Acclimation tip from experience: dim the lights, give them a quiet tank, and do not panic if you do not see them for days. If the sand bed is right, they disappear. That is normal.
What to feed them
They are not grazers or pickers. They are a sit-and-wait predator that wants meaty foods delivered right to their face. If you rely on them to chase food around the tank, they will slowly fade.
- Best starters: live ghost shrimp, small mollies acclimated to salt (common weaning trick), live shore shrimp if you can source clean ones.
- Once eating: frozen mysis, chopped shrimp, chopped clam, pieces of silverside, other marine meaty blends.
- How to feed: long tweezers or a feeding stick. Wiggle the food a few inches from their mouth and let them strike.
- Schedule: small meals 3-5 times a week beats huge feedings. They are built for ambush, not constant snacking.
If you are trying to convert one off live foods, feed at the same spot each time. They learn the routine. I have had the best luck offering live first, then immediately offering a thawed piece right after the strike while they are still in hunting mode.
Avoid freshwater feeder fish from the store. They are nutrition-poor long term and bring parasites. If you use live feeders at all, quarantine them and use salt-tolerant species you can gut-load.

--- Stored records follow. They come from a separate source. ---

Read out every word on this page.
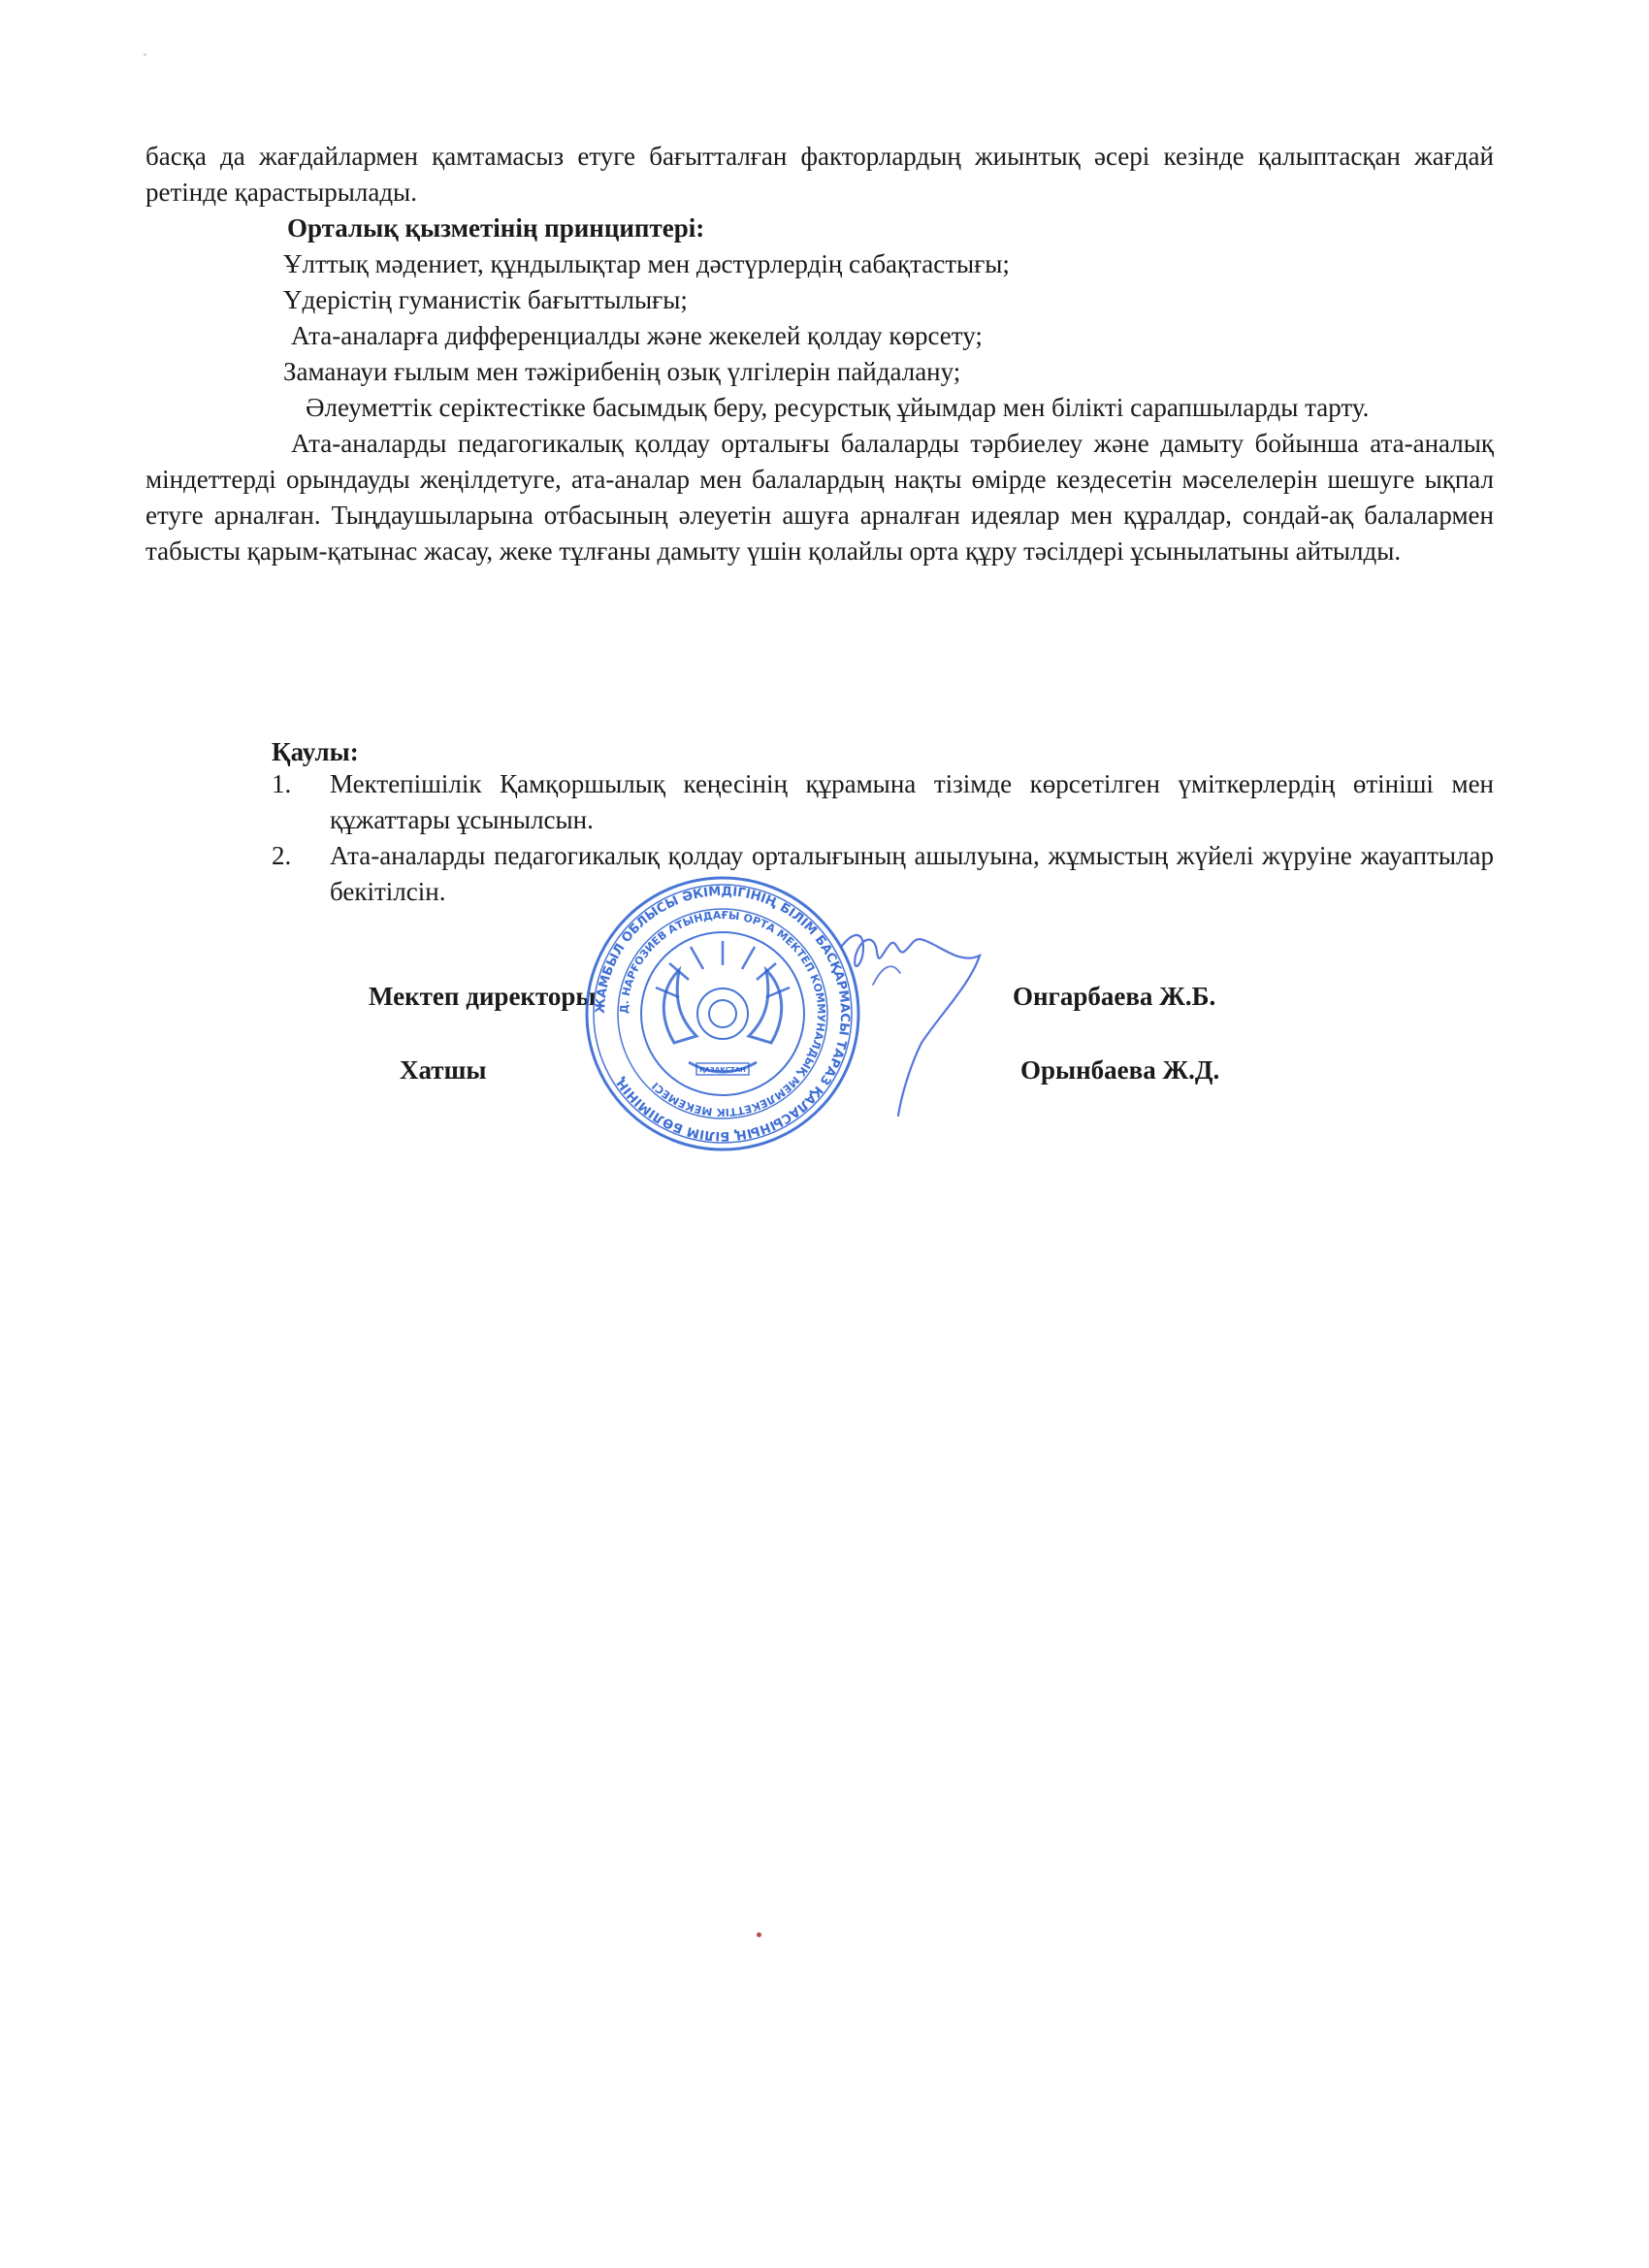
басқа да жағдайлармен қамтамасыз етуге бағытталған факторлардың жиынтық әсері кезінде қалыптасқан жағдай ретінде қарастырылады.

Орталық қызметінің принциптері:

Ұлттық мәдениет, құндылықтар мен дәстүрлердің сабақтастығы;

Үдерістің гуманистік бағыттылығы;

Ата-аналарға дифференциалды және жекелей қолдау көрсету;

Заманауи ғылым мен тәжірибенің озық үлгілерін пайдалану;

Әлеуметтік серіктестікке басымдық беру, ресурстық ұйымдар мен білікті сарапшыларды тарту.

Ата-аналарды педагогикалық қолдау орталығы балаларды тәрбиелеу және дамыту бойынша ата-аналық міндеттерді орындауды жеңілдетуге, ата-аналар мен балалардың нақты өмірде кездесетін мәселелерін шешуге ықпал етуге арналған. Тыңдаушыларына отбасының әлеуетін ашуға арналған идеялар мен құралдар, сондай-ақ балалармен табысты қарым-қатынас жасау, жеке тұлғаны дамыту үшін қолайлы орта құру тәсілдері ұсынылатыны айтылды.

Қаулы:
1. Мектепішілік Қамқоршылық кеңесінің құрамына тізімде көрсетілген үміткерлердің өтініші мен құжаттары ұсынылсын.
2. Ата-аналарды педагогикалық қолдау орталығының ашылуына, жұмыстың жүйелі жүруіне жауаптылар бекітілсін.
Мектеп директоры	Онгарбаева Ж.Б.
Хатшы	Орынбаева Ж.Д.
ҚАЗАҚСТАН
ЖАМБЫЛ ОБЛЫСЫ ӘКІМДІГІНІҢ БІЛІМ БАСҚАРМАСЫ ТАРАЗ ҚАЛАСЫНЫҢ БІЛІМ БӨЛІМІНІҢ
Д. НАРҒОЗИЕВ АТЫНДАҒЫ ОРТА МЕКТЕП КОММУНАЛДЫҚ МЕМЛЕКЕТТІК МЕКЕМЕСІ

How they behave and who they get along with
Most of the time they look like a pair of eyes in the sand. Then something swims by and it is a lightning strike. They are not aggressive in the "chase you around" sense, but they are absolutely predatory.
- Anything that fits in their mouth is food. That includes small fish and a lot of shrimp.
- They may eat bottom-dwelling fish that sleep on the sand (gobies, small wrasses, dragonets), especially at night.
- They do fine with larger, calm fish that stay midwater and will not harass the sand bed.
- Fast, nippy fish can stress them out and keep them buried all the time.
Think of them like a sand-based trap. If you would not trust a frogfish with a tankmate, do not trust a stargazer with it either.
Also, accept that you are keeping a fish you will not "see" much. If you want a display fish that is always out, this is the wrong species. If you like weird behavior and ambush feeding, they are addictive.
Breeding tips
Breeding in home aquariums is not common. They are not like clownfish where you can set up a tile and call it a day. Sexing them is not straightforward, and even if you get a pair, larval rearing would be its own project.
If you ever do want to try, your best shot is a species-only setup with a deep sand bed, very stable water, and heavy feeding. Be ready for planktonic larvae and the whole rotifer/copepod pipeline if it even gets that far.
Common problems to watch for
Most failures with stargazers come down to two things: starvation (because the fish never fully converts to prepared foods) and injuries/infections from a bad substrate or unstable rock.
- Not eating after purchase: common. Try live shrimp to get a feeding response, then work toward frozen.
- Slow weight loss: they can look "fine" while steadily thinning. Watch the body behind the head and along the back for pinching.
- Mouth or facial abrasions: usually from rough substrate or trying to bury in crushed coral.
- Collapsed burrow or rock shift: can injure or kill them. Secure rockwork like you would for a digging goby, but even more so.
- Gill irritation: fine sand dust or poor water quality shows up fast because they sit in the substrate.
Be careful during maintenance. If you plunge your hand into the sand to pull algae or re-seat a rock, you can end up grabbing a stargazer face-first. Use a tool to stir or move sand in their area, and know where the fish is before you go digging.
I keep a "feeding station" zone: a small clear patch of sand near the front. It makes target feeding easy and lets you check body condition without tearing up the whole scape looking for them.